A pioneering co-op that was among the first in Minneapolis to sell natural and organic food will close next month, a victim of dwindling sales, its board of directors said Thursday.
Minneapolis' first co-op closing down
The North Country Co-op in Minneapolis has run out of time to turn slumping sales around.
The North Country Co-op, at 1929 S. Fifth St., near the University of Minnesota's West Bank campus, will end its 37-year-run on Nov. 4.
"While it is sad to see it close, we agreed it was the right time," said board president Marvin Loxterkamp in a statement. The store has 1,000 active members.
"I'm bummed," said frequent customer Heather Bauer, 20, carrying a bag of milk and apples from the store.
Joseph Hernandez, 27, stops in at least twice a day. "I don't know why people don't come in more often," he said.
They do, but the absence of big weekly shoppers hurt sales, said Peter Grisé, longtime deli and operations manager.
The store hoped to engineer a turnaround with the hire this summer of Patrick Werle as general manager.
The store looked for ways to boost sales and reach out to the neighborhood, said Werle, who was borrowed from the Mississippi Market, another Twin Cities co-op. "Basically it just kind of ran out of time."
The closure comes as a rare failure among the city's natural and organic food stores. The Seward Co-op Grocery & Deli on Franklin Avenue has come within $25,000 of its $1.2 million fundraising goal to expand and relocate a few blocks down the street. The Wedge Co-op just announced unprecedented plans to purchase an organic farm.
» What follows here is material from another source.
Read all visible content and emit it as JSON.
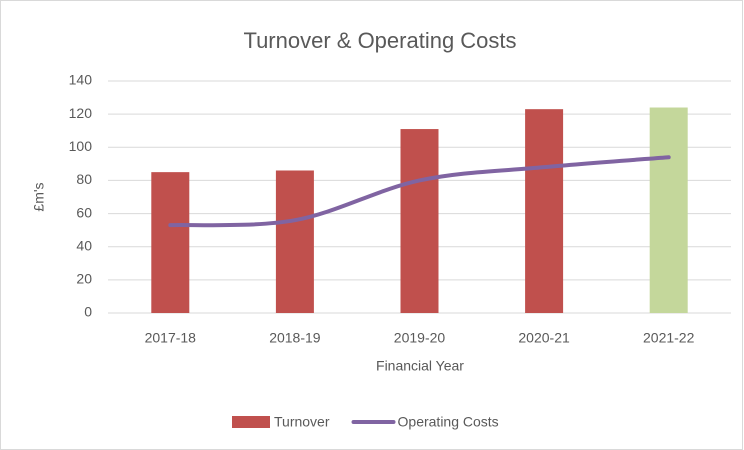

And the National Cooperative Grocers Association usually frames the Twin Cities as a food co-op boomtown.
But the downtown supermarket scene has seen new competition in recent years from private discount store Aldi's on Franklin Avenue and Lunds, which opened a location in southeast Minneapolis.
"All these little nibbles started adding up," North Country's Grisé concluded.